15. The system of claim 11, wherein the one or more processors are configured to:
determine the severity score corresponding to each of the severity levels for the criticalities associated with the each network asset,
wherein the severity score corresponding to each of the severity levels for the criticalities associated with the each network asset is determined based on a predefined criticality factor, the severity weightage that is preassigned corresponding to each of the criticality types and the number of criticalities for each of the criticality types associated with the each network asset.

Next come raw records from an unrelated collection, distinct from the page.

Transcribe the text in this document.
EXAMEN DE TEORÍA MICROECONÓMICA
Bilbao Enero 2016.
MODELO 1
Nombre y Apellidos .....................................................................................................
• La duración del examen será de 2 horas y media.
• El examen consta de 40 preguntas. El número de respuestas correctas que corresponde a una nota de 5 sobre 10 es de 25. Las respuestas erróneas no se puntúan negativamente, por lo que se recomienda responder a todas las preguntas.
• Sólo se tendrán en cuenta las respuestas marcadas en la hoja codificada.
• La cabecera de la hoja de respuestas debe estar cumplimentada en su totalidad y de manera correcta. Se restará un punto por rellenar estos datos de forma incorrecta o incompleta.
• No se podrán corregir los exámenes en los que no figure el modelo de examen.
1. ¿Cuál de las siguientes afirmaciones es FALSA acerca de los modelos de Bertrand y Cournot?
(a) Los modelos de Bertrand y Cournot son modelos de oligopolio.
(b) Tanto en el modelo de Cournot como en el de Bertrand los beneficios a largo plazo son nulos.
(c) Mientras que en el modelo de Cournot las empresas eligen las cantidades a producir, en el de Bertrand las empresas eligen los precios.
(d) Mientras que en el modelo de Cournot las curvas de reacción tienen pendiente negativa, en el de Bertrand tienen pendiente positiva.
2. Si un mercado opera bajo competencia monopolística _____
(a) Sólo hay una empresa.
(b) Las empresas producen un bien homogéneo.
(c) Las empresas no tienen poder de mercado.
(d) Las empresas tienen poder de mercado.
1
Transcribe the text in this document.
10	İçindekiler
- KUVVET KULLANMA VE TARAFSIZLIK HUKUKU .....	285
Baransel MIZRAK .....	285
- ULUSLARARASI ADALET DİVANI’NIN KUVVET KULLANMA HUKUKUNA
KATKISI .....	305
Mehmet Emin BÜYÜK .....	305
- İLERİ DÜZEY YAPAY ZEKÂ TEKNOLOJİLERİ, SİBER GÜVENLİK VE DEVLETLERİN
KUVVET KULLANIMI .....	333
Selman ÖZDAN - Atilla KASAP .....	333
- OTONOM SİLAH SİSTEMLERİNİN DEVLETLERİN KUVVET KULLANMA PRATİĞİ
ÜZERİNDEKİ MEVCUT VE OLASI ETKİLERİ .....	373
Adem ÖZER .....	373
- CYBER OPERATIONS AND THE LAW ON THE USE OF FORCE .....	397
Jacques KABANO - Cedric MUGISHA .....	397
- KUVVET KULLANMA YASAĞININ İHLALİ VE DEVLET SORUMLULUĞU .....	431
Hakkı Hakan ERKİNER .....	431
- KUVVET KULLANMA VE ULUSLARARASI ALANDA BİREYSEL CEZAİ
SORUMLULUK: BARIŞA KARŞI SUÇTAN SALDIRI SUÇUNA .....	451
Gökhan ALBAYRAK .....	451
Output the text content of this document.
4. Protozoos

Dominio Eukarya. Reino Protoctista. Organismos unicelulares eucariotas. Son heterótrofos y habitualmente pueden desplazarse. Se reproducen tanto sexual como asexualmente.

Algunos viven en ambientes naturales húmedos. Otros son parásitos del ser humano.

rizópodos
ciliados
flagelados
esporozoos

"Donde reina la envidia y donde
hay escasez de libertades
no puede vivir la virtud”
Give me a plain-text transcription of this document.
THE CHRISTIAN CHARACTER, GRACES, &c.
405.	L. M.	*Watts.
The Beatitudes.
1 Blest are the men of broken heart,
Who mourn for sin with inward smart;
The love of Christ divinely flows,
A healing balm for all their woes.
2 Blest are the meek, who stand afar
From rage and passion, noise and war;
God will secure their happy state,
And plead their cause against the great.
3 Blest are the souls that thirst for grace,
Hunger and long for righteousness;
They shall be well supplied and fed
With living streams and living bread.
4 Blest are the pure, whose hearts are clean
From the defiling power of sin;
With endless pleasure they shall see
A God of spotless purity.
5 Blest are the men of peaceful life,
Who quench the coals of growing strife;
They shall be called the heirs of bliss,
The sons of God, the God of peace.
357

16. The system of claim 10, wherein the one or more processors are configured to:
compare the total risk score for the each network asset with a predefined threshold value; and
display, on a graphical user interface (GUI), high-risk network assets among the one or more network assets based on the total risk score for the each network asset that is greater or equal to the predefined threshold value.
17. The system of claim 16, wherein the one or more processors are configured to:
displaying, on the GUI, the total risk score along with the risk score for each of the high-risk network assets.
18. The system of claim 11, wherein
the number of alerts includes at least one of a number of critical alerts, a number of high alerts, a number of medium alerts, a number of low alerts, and a number of notification alerts for each of the alert types.
19. The system of claim 11, wherein the alert types include one or more of a critical alert, a high alert, a medium alert, a low alert, and a notification alert,
the exposure types include at least one of a direct exposure, an indirect exposure, and a small exposure, and the criticality types include a high criticality, a medium criticality, and a normal criticality.
20. A non-transitory computer-readable storage medium storing program instructions for evaluating risk associated with one or more network assets, the program instructions, when executed, perform the steps of:
receiving data associated with the one or more network assets, wherein
the data includes at least one of one or more risk identifiers for identifying a plurality of risk parameters associated with each network asset among the one or more network assets and one or more risk metrics associated with the one or more risk identifiers, and
the one or more risk metrics indicate severity levels in the each network asset with respect to each of the plurality of risk parameters;
determining, corresponding to each of the severity levels in each of the plurality of risk parameters, a severity score for the each network asset based on the risk metric and a severity weightage preassigned corresponding to each of the severity levels, wherein the severity score is determined for each of the plurality of risk parameters for the one or more network assets;
calculating a risk score for the each network asset with respect to each of the plurality of risk parameters based on a summation of the severity score of each of the plurality of risk parameters;
calculating a total risk score for the each network asset based on a risk weightage preassigned corresponding to each of the plurality of risk parameters and a summation of the risk score with respect to each of the plurality of risk parameters for the each network asset; and
evaluating the risk associated with the each network asset based on the total risk score for the each network asset.